I've currently done this, and I'm seriously considering *undoing* it in favor of...

bamboozled · on Aug 9, 2024

Isn’t the problem here that your code is crashing and you’re relying on the wrong tool to help you solve that ?

JoshTriplett · on Aug 9, 2024

Logging solves this problem. If OTel and observability is attempting to position itself as a better alternative to logging, it needs to solve the problems that logging already solves. I'm not going to use completely separate tools for logging and observability.

Also, "crash" here doesn't necessarily mean "segfault" or equivalent. It can also mean "hang and not finish (and thus not end the span)", or "have a network issue that breaks the ability to submit observability data" (but after an event occurred, which could have been submitted if OTel didn't wait for spans to end first). There are any number of reasons why a span might start but not finish, most of which are bugs, and OTel and tools built upon it provide zero help when debugging those.

phillipcarter · on Aug 10, 2024

OTel logs are just your existing logs, though. If you have a way to say "whoopsie it hung" then this doesn't need to be tied to a trace at all. The only tying to a trace that occurs is when there's active span/trace in context, at which point the SDK or agent you use will wrap the log body in that span/trace ID. Export of logs is independent of trace export and will be in separate batches.

Edit: I see you're a major Rust user! That perhaps changes things. Most users of OTel are in Java, .NET, Node, Python, and Go. OTel is nowhere near as developed in Rust as it is for these languages. So I don't doubt you've run into issues with OTel for your purposes.

growse · on Aug 9, 2024

Can you give an example of an event that's not part of a span / trace?

Spivak · on Aug 9, 2024

Unhandled exceptions is a pretty normal one. You get kicked out to your app's topmost level and you lost your span. My wishlist to solve this (and I actually wrote an implementation in Python which leans heavily on reflection) is to be able to attach arbitrary data to stack frames and exceptions when they occur merge all the data top-down and send it up to your handler.
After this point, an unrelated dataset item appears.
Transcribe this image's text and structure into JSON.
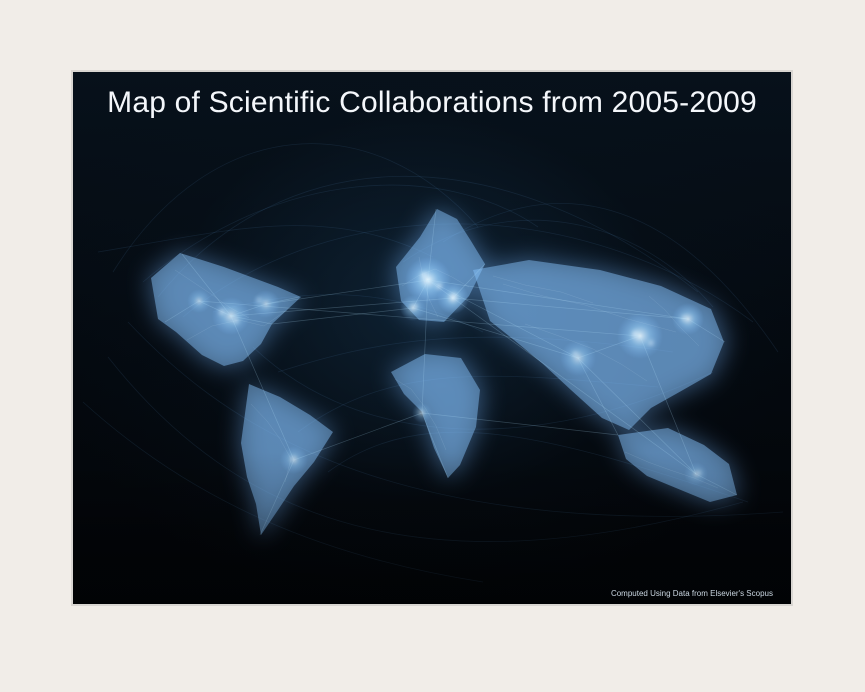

Signal handlers are another one and are a whole other beast simply because they're completely devoid of context.

growse · on Aug 10, 2024

Two good examples - thank you.

They're icky (as language design / practices) to me precisely because you end up executing context-free code. But I'd probably also just start a new trace in my signal handler / exception handler tagged with "shrug"...

jononor · on Aug 9, 2024

Can't you close the span on an exception?

JoshTriplett · on Aug 9, 2024

See https://news.ycombinator.com/item?id=41205665 for more details.

And even in the case of an actual crash, that doesn't necessarily mean the application is in a state to successfully submit additional OTel data.